A, the sequence of the α2B-AR N terminus, in which each amino acid residue (except Gly-3) was mutated to Ala individually or in combination. B, specific [3H]RX821002 binding to intact HEK293T cells transfected with α2B-AR and its mutants. HEK293T cells were transiently transfected with α2B-AR and its mutants, and their expression at the cell surface was determined by intact cell ligand binding with [3H]RX821002 as described in the legend of Fig. 1. The data shown are the percentages of the mean value obtained from cells transfected with WT α2B-AR and are presented as the mean ± S.E. of three separate experiments. *, p < 0.05 versus cells transfected with WT α2B-AR. C, Western blot analysis of α2B-AR and its mutants M6A, Y12A, S13A, and Y12A/S13A (YS-AA).
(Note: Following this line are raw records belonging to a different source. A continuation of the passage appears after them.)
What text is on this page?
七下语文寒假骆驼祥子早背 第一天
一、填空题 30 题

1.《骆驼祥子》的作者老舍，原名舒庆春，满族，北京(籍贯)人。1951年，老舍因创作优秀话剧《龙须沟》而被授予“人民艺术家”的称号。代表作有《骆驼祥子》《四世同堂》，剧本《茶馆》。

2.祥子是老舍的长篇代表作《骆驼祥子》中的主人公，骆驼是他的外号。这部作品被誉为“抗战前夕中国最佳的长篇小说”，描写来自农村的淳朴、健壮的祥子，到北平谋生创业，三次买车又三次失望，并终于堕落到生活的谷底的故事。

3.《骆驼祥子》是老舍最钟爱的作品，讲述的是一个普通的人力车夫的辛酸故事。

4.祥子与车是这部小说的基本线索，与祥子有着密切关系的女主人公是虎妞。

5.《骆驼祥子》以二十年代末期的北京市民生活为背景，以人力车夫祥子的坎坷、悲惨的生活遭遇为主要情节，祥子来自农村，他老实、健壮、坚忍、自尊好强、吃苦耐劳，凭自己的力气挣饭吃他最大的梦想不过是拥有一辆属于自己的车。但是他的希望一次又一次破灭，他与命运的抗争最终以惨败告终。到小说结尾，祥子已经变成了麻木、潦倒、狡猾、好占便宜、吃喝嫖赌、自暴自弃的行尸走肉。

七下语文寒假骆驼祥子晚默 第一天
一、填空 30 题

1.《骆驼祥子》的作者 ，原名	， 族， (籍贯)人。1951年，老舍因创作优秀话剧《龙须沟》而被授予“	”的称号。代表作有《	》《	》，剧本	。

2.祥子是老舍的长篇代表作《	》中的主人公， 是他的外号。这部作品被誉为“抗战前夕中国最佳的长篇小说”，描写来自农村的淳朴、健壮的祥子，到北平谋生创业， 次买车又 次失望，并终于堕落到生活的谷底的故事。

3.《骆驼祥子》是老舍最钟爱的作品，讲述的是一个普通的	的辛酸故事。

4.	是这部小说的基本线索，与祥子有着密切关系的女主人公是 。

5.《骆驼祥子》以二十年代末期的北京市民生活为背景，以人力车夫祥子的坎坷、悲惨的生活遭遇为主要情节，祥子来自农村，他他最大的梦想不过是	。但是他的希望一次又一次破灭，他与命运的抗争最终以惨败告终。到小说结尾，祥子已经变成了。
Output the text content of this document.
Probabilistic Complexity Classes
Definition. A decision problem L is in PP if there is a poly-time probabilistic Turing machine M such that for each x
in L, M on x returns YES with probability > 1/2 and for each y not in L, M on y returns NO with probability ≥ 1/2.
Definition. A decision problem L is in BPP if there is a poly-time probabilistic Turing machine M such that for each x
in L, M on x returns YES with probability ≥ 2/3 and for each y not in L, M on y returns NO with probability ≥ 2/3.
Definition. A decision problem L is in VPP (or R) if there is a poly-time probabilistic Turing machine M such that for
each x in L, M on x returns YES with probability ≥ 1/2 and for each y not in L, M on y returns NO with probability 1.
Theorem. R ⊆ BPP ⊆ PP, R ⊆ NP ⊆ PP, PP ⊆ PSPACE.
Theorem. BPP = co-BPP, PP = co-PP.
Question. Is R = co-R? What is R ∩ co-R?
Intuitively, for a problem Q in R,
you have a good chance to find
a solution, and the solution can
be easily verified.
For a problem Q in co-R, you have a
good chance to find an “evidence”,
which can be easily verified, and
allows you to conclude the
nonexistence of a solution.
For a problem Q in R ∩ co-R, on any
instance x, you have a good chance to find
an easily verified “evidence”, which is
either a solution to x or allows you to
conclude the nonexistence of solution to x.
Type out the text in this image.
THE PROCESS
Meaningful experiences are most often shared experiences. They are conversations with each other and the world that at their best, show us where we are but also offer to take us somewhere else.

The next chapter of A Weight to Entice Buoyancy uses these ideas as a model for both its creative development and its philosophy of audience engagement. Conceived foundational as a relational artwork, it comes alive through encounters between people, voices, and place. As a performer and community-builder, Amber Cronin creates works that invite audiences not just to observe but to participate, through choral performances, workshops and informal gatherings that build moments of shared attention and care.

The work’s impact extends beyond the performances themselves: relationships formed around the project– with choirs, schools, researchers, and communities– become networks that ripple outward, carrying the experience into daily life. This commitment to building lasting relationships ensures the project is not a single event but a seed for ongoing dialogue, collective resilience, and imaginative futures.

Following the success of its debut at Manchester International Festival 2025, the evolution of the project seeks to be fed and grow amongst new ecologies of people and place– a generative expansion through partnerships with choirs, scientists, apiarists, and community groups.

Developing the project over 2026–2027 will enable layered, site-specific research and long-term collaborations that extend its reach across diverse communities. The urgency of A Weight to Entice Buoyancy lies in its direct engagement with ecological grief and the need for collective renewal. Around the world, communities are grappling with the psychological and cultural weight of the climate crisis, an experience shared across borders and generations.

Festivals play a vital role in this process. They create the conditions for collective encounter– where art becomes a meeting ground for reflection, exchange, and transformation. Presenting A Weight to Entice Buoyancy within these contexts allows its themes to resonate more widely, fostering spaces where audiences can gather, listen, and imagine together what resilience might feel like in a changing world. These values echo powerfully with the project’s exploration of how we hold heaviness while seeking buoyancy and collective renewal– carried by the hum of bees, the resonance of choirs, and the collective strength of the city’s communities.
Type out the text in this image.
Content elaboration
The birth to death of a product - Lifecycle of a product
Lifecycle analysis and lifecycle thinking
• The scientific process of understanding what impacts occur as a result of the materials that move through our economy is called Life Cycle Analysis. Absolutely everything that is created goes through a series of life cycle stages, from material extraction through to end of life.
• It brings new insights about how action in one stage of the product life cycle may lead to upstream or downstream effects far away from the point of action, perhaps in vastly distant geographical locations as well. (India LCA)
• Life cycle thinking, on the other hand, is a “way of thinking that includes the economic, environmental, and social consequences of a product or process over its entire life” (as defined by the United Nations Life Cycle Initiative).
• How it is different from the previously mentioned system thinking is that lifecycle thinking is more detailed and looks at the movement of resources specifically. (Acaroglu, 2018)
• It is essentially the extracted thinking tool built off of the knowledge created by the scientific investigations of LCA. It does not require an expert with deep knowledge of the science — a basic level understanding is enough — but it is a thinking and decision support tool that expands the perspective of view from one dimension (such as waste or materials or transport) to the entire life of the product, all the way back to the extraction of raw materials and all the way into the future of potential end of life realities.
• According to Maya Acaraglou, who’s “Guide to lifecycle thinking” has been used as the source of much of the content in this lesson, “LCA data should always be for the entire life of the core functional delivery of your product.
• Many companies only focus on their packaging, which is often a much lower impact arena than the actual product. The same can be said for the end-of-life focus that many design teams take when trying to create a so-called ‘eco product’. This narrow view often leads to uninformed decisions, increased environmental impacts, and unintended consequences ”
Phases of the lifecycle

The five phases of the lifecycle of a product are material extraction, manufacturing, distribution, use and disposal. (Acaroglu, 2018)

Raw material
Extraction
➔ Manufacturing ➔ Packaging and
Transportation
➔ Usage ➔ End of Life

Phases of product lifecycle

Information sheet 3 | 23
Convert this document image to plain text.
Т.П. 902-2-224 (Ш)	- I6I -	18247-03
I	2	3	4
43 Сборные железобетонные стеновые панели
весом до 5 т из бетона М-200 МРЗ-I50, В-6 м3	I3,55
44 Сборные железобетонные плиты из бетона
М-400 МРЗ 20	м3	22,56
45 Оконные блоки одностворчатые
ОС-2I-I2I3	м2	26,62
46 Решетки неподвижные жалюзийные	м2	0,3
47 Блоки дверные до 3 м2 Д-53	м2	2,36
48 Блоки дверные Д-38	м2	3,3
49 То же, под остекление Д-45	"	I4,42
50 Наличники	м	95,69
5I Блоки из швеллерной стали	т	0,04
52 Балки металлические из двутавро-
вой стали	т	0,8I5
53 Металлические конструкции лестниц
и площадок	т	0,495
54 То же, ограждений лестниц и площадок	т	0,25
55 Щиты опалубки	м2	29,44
HEK293T cells were cultured on 6-well plates and transfected with 0.5 μg of GFP-tagged α2B-AR or its mutants. The cells were then solubilized in 300 μl of 1× SDS gel loading buffer. Five μl of total cell lysate were separated by 10% SDS-PGAE, receptor expression was visualized by immunoblotting using GFP antibodies (upperpanel), and the blots were stripped and then probed with β-actin antibodies (lower panel). D, ERK1/2 activation by UK14304 in HEK293T cells transiently transfected with α2B-AR or its mutants M6A, Y12A, S13A, and Y12A/S13A. HEK293T cells were transfected with α2B-AR (squares) and its mutants (triangles), and the cells were then treated with UK14304 (0.01–10 μm) for 5 min. P-, phosphorylated. Left panel, representative blots of ERK1/2 activation. Right panel, quantitative data expressed as percent of the ERK1/2 activation obtained in the cells transfected with α2B-AR and stimulated with 10 μM UK14304 (control).There is no significant difference in total ERK1/2 expression between samples (data not shown). Similar results were obtained in at least three separate experiments. E, subcellular localization of α2B-AR and its mutants. GFP-conjugated WT and mutated α2B-AR were transiently expressed in HEK293T cells, and their subcellular distribution was revealed by fluorescence microscopy detecting GFP as described under “Experimental Procedures.” The data shown are representative images of three independent experiments. Scale bar, 10 μm.